Aircraft Rollover Charts - how do they work?

How do airlines decide which aircraft flies to a certain destination and then onwards to another destination ?
As in an aircraft operating as Flt123 reaches destination X and then flies to another station Y as Flt 124 and so on non stop.
Aircraft D-CNDH Airbus 333 will do SEA-FRA and then return as FRA - SEA or might go FRA-DEL and then operate DEL-MUC ?
How does the rollover chart compensate when an aircraft is delayed considerably or goes AOG ?
When you count the number of aircraft and the number of stations they fly to, there should some sort of logic behind the planning. It is mindboggling to me.

I don’t have a GQ-worthy answer, but there are a few general principles :

  • Airlines have a lot of data to back up their decisions on plane assignments for routine flights. On a normal weekday, N people are going to want to fly from point A to point B at 7:00 AM, and N-3 people from point B to point C at 9:30 AM. On a normal Friday, it’s 17% more, etc.
  • Every night, it’s possible to wipe out most delays that accumulated during the day.
  • Airlines operate on thin margins, and need to ensure their planes are as full as possible (or at least have someone paying for almost every seat). They use overbooking to make it happen. Overbooking penalties are part of the equation.
  • On special occasions (like Thanksgiving in the U.S.) the planning is different but it still fails often and people do miss connections, etc. This is not pleasant for anyone, but people expect it to happen to some extent. It may not be necessary (from the airline’s point of view) to add enough planes to make everybody happy.
  • It’s possible for an airline to know (from its data) that there will probably be 1 in 179 flights that can’t take off because of mechanical stuff. That can be mitigated by having a small number of available spare 737s or A330s (with crews) at the main hubs.

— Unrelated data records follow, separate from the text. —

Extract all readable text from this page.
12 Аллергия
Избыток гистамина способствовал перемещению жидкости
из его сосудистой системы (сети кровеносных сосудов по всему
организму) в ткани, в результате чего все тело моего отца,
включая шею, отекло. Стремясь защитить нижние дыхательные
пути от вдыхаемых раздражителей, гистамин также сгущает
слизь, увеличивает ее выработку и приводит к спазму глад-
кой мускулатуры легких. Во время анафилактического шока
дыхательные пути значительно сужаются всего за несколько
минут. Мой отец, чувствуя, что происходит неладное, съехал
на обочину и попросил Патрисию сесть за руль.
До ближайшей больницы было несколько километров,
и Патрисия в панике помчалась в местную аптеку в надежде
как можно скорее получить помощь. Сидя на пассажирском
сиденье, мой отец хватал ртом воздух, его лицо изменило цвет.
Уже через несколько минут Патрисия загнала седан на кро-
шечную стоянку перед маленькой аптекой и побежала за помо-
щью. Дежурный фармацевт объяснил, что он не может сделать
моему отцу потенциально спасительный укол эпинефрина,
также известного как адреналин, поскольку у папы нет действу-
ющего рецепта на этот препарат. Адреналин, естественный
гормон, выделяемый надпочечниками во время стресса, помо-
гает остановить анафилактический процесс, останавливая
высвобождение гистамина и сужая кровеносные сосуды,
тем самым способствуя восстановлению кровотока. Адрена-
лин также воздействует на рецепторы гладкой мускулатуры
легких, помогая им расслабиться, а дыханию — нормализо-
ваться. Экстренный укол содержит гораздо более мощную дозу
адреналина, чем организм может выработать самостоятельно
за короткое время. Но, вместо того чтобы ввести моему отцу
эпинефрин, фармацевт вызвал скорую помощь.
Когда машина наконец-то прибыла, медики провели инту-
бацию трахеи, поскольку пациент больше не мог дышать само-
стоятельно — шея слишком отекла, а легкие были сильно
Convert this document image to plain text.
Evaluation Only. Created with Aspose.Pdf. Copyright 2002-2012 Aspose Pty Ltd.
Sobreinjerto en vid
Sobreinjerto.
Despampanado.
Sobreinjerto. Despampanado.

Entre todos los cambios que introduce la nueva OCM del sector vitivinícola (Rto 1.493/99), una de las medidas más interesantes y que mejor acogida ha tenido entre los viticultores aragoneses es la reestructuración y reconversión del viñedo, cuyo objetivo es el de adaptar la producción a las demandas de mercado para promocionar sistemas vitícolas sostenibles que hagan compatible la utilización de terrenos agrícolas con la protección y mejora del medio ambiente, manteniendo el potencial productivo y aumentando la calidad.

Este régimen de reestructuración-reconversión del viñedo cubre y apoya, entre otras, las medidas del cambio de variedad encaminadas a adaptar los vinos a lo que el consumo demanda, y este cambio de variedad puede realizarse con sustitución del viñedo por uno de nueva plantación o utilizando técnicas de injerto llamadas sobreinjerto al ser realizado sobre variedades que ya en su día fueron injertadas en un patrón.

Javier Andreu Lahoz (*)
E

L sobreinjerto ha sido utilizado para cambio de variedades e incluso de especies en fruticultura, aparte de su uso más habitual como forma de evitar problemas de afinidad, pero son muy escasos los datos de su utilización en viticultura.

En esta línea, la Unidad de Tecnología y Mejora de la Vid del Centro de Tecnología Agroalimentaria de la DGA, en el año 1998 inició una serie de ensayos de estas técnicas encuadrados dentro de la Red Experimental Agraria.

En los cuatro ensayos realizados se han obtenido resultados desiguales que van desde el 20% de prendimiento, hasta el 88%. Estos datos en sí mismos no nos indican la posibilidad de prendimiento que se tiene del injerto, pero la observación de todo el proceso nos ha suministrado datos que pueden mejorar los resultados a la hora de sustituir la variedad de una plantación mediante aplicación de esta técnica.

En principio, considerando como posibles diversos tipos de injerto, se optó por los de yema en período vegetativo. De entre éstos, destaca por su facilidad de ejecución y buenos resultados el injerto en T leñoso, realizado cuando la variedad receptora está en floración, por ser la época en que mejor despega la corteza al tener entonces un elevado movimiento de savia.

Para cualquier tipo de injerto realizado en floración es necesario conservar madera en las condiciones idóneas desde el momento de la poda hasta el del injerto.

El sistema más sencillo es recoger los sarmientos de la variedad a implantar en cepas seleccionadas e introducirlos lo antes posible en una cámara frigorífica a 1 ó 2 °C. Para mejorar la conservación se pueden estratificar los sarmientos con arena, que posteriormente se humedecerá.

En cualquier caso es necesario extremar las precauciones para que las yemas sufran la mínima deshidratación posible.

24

Looks like it’s a big mathematical modeling exercise, and something where there’s still a lot of work being done to optimize it.

Here’s a PDF that talks about some of the considerations:

It’s not just the equipment, it’s the crew too. Crew are only certified to fly certain aircraft (or common type rated aircraft) at one time.

For example, United may have a crew base for 777 and 787 pilots in Denver, but only 767 pilots in Cleveland. On a flight with a B777 from DEN to CLE, they need to plan the flight to return to a 777 base before the pilots time out or deadhead the return pilots with the outbound flight.

Thank you so much for this : )

For me the more than pax and crew, is how they decide where an aircraft is going to fly to next.
PHAOB does YYC-AMS. Then it might do AMS-EBB then return doing EBB-AMS and then it does AMS-ACC and so on. That is the type of rollover I meant. :slight_smile:
When we extrapolate that over a fleet, it would have been quite a feat to do that on paper before computers took over. Like weight and balance using a slide rule type device before visual load control software made it a breeze.